En cette deuxième semaine de déconfinement, nous nous habituons peu à peu à croiser des regards sans visage dans la rue. Le masque devient notre plus fidèle compagnon de sortie ; certains essayant même d'en faire un accessoire de mode ultra pointu. Si porter un masque en 2020 est un acte éminemment citoyen, c'est également un acte d'humilité dévoilant au grand jour la vulnérabilité de notre condition humaine. Oui, ce masque, aussi bigarré soit-il, représente notre propre fragilité et reflète celle des autres...

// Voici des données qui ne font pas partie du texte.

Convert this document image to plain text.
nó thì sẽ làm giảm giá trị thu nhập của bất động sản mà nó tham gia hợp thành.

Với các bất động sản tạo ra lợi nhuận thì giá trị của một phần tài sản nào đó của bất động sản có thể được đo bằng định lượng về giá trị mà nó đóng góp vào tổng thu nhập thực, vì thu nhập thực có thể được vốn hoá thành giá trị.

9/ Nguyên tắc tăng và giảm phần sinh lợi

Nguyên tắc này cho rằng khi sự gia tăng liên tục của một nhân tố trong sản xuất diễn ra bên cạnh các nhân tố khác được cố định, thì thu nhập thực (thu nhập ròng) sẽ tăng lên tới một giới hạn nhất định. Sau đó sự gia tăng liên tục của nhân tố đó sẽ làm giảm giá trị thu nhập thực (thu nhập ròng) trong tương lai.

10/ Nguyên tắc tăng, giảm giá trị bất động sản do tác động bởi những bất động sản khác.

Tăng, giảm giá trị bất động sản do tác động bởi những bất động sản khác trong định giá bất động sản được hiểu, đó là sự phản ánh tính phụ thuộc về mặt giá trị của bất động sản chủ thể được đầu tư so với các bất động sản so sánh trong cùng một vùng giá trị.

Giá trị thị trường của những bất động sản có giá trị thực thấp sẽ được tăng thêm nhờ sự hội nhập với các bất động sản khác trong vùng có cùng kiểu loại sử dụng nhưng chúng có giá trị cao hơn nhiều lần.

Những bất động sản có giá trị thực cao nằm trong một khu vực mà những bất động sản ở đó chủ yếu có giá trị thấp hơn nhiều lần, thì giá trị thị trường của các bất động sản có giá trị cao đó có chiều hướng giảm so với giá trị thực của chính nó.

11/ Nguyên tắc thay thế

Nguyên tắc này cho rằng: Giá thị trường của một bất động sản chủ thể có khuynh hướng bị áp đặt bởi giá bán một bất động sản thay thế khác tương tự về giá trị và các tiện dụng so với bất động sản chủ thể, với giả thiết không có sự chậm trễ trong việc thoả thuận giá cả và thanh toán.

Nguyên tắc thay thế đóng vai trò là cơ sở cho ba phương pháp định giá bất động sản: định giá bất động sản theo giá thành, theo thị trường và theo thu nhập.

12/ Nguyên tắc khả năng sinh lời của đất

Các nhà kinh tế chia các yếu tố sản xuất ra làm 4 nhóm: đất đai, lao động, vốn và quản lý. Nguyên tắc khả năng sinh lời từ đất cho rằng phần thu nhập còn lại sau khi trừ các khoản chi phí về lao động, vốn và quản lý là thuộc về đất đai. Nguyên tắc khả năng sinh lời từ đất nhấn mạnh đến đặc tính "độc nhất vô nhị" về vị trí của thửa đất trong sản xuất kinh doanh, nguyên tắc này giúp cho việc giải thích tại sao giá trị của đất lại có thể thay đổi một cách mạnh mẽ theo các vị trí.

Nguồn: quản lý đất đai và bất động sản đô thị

Une vulnérabilité dont la réalité est venue nous rejoindre dans notre confinement. Nous avions alors pris le temps de nous découvrir en profondeur en reconnaissant cette part que nous croyions sombre et que nous préférions cacher aux yeux du monde. Il est vrai qu'avant, nous aimions sortir masqués, le visage pourtant à découvert ! Que faire de ces faiblesses et de cette fragilité mises à nu désormais ?
Et si accepter sa vulnérabilité permettait une vraie rencontre avec soi-même, avec les autres et avec Dieu... En accueillant, à l'invitation du pape François, « ton trésor, Seigneur, dans la conscience d'être des vases d'argile ».